逐次処理とは、複数のデータや命令を決められた順番に沿って1つずつ順番に実行する処理方式です。直前の処理結果を次の処理で利用する場合に不可欠な方式であり、従来のコンピュータプログラムや時系列データを順に扱うモデルの基礎となっています。AIの分野では並列処理との対比や、推論時の生成ステップなどで重要な概念です。
逐次処理とは
逐次処理とは、データや命令を複数の工程に分け、それらを1つずつ決められた順番に従って実行していく計算方式のことです。
詳しく解説
逐次処理は、コンピュータの基本的な動作原理に基づいた処理方式です。ある処理の出力結果が次の処理の入力データとなるような依存関係が存在する場合、前段階の完了を待ってから次を実行する必要があります。AIやデータ処理の歴史において、時系列データや言語データを扱う初期のディープラーニングモデルであるRNNは、過去の状態を順次更新していくため逐次処理を前提として設計されていました。アルゴリズムが単純で予測可能性が高い一方で、データ量が増大すると計算時間が大幅に増加する傾向があります。
具体例・使われ方
例えば、自然言語処理モデルが文章を生成する際の推論プロセスが該当します。直前に出力された単語をもとに次の単語を1つずつ予測して生成する処理は逐次処理です。また、時系列データを過去から未来へと順番に読み込んで状態を更新していくRNNの処理も逐次処理の具体的な例です。
似た用語との違い
複数の処理を同時に実行する「並列処理」と対比されます。並列処理は処理同士に相互の依存関係がない場合に複数の計算資源を活用して高速化できますが、逐次処理は前の計算結果に依存するため同時実行ができません。
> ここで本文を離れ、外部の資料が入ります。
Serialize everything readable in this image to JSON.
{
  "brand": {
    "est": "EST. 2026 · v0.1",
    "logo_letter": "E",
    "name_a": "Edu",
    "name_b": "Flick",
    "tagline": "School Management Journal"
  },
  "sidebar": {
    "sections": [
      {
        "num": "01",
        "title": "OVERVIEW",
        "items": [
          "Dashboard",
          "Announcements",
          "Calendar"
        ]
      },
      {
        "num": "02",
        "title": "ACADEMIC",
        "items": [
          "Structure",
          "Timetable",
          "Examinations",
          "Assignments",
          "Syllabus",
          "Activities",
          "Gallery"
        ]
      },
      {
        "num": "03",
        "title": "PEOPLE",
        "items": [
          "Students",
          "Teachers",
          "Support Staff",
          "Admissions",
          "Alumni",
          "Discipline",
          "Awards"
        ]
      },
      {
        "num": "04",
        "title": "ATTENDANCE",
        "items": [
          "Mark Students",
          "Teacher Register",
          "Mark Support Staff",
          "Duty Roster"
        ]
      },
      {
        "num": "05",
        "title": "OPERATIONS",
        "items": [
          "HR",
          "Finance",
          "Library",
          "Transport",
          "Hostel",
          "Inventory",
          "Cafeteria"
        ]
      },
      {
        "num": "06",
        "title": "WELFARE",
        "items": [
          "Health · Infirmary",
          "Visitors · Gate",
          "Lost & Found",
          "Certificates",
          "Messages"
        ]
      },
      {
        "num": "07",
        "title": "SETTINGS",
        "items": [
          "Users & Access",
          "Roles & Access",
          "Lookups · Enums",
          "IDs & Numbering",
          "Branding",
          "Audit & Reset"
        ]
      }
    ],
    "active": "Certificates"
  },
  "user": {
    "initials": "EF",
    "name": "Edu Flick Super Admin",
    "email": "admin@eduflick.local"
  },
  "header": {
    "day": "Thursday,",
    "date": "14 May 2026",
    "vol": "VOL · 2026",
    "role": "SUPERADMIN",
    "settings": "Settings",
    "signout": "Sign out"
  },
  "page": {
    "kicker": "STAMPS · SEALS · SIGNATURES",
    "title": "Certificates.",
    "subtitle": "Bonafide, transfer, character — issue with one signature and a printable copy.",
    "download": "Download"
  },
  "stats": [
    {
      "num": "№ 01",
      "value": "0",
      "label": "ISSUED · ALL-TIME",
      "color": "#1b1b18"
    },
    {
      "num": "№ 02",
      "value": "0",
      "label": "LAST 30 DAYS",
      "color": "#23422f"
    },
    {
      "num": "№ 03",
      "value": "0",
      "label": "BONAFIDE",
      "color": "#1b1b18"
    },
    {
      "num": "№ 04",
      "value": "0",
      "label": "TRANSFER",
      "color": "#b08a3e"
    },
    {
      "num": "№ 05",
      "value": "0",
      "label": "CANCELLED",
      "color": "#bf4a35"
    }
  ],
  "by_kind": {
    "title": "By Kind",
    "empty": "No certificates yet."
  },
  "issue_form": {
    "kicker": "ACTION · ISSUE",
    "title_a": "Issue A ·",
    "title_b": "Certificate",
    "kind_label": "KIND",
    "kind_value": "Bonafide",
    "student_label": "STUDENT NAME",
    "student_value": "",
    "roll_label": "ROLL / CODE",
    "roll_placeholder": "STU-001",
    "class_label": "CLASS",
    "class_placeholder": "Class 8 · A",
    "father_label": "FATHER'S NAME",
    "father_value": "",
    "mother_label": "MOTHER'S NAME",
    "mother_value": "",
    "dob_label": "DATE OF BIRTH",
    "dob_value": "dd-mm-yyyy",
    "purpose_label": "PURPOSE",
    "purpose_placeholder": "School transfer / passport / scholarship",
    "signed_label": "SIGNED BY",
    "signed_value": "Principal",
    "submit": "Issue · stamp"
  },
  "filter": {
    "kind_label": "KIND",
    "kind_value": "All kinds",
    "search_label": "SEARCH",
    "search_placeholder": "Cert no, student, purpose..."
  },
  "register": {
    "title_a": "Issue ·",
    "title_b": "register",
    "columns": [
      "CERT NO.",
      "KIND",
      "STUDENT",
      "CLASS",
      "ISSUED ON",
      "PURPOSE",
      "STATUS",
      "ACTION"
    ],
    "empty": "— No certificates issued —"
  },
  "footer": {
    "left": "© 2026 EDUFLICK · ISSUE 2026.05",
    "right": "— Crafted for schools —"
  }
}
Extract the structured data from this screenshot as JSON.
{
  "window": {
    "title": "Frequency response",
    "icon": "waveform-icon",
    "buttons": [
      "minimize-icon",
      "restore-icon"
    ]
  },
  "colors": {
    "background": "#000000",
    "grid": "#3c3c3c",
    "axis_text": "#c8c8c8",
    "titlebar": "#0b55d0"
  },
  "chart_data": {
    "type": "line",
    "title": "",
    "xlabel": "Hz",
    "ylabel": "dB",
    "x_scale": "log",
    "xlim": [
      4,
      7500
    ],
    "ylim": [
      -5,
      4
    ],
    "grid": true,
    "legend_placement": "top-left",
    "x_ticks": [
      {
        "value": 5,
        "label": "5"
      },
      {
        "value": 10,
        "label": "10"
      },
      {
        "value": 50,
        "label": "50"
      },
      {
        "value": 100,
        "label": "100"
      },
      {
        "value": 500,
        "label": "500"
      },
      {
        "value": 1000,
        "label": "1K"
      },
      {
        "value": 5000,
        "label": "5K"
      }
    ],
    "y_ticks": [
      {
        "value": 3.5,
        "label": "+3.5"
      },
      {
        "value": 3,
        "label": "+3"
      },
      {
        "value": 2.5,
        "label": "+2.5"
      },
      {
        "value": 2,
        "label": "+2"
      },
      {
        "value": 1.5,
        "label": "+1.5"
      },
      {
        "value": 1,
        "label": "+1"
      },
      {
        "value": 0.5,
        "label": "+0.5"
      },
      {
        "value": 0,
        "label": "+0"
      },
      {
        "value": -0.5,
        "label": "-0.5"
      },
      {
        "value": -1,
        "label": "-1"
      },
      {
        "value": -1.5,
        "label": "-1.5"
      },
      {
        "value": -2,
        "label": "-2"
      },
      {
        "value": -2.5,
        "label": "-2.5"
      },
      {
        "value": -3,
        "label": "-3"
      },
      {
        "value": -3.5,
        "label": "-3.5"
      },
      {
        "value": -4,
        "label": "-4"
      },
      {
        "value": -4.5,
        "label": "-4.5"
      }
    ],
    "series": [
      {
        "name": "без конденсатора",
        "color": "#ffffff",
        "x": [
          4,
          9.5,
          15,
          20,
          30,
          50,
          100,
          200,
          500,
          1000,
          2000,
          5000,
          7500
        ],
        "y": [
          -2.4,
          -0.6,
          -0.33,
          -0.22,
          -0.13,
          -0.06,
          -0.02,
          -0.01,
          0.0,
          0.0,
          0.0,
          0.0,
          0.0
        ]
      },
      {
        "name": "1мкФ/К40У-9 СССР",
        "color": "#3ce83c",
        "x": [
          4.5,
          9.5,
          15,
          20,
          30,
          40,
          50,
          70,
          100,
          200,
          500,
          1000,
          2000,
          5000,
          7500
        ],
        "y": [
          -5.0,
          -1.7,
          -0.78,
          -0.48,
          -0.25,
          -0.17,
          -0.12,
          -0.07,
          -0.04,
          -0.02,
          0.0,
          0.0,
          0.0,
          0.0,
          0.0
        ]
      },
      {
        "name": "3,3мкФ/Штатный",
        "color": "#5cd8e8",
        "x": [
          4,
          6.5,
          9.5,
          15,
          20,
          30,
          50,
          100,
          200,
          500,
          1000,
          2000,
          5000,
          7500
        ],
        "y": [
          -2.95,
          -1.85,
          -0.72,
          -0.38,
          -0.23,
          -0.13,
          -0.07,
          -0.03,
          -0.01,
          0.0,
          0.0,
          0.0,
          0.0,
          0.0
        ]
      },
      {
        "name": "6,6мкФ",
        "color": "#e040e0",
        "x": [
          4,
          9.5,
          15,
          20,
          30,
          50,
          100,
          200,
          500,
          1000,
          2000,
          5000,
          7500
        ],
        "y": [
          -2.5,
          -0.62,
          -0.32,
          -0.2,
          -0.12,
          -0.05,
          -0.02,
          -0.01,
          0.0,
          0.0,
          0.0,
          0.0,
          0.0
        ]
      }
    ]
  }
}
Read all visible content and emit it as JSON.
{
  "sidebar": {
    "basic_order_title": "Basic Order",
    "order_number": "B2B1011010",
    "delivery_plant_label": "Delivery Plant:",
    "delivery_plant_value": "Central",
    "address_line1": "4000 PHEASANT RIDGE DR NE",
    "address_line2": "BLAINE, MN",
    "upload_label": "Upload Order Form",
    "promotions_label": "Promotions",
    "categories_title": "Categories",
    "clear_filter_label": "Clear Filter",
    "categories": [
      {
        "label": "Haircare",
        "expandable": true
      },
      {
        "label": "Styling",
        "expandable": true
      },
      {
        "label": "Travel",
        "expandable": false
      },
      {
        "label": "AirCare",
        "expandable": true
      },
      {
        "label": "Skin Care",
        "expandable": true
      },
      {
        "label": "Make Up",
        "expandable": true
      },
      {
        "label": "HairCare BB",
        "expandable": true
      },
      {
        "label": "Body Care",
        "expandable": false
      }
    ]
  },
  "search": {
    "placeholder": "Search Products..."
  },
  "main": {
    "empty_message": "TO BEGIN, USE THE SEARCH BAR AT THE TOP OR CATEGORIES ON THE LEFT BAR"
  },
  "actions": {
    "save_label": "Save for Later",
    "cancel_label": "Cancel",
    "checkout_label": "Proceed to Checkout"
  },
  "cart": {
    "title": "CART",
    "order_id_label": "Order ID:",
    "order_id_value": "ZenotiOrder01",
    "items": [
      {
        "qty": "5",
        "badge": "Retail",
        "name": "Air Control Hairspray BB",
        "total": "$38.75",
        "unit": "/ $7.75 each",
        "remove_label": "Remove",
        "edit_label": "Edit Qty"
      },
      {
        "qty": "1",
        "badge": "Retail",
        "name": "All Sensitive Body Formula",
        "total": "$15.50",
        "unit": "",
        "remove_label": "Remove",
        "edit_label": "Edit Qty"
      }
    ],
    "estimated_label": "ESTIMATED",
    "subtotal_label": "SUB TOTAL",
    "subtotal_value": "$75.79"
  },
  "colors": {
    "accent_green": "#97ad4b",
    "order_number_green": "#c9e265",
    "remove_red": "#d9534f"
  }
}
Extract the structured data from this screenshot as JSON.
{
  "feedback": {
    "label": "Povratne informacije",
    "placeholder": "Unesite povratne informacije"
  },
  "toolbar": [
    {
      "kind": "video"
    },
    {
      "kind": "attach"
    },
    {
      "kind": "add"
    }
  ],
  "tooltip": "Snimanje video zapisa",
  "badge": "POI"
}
AI分野では、逐次処理の計算コストが課題だったRNNに対して、処理を並列化しやすいTransformerが登場したことで、大規模な学習が短時間で行えるようになりました。
注意点
逐次処理はステップ数が多くなるほど実行時間が長くなり、最新のGPUのような並列処理能力に長けたハードウェア資源を十分に活かせないという限界があります。ただし、大規模言語モデルのテキスト生成(推論)のように、原理的に前の単語が決まらないと次の単語を生成できない工程では、現在でも逐次処理が回避できない重要な部分として残っています。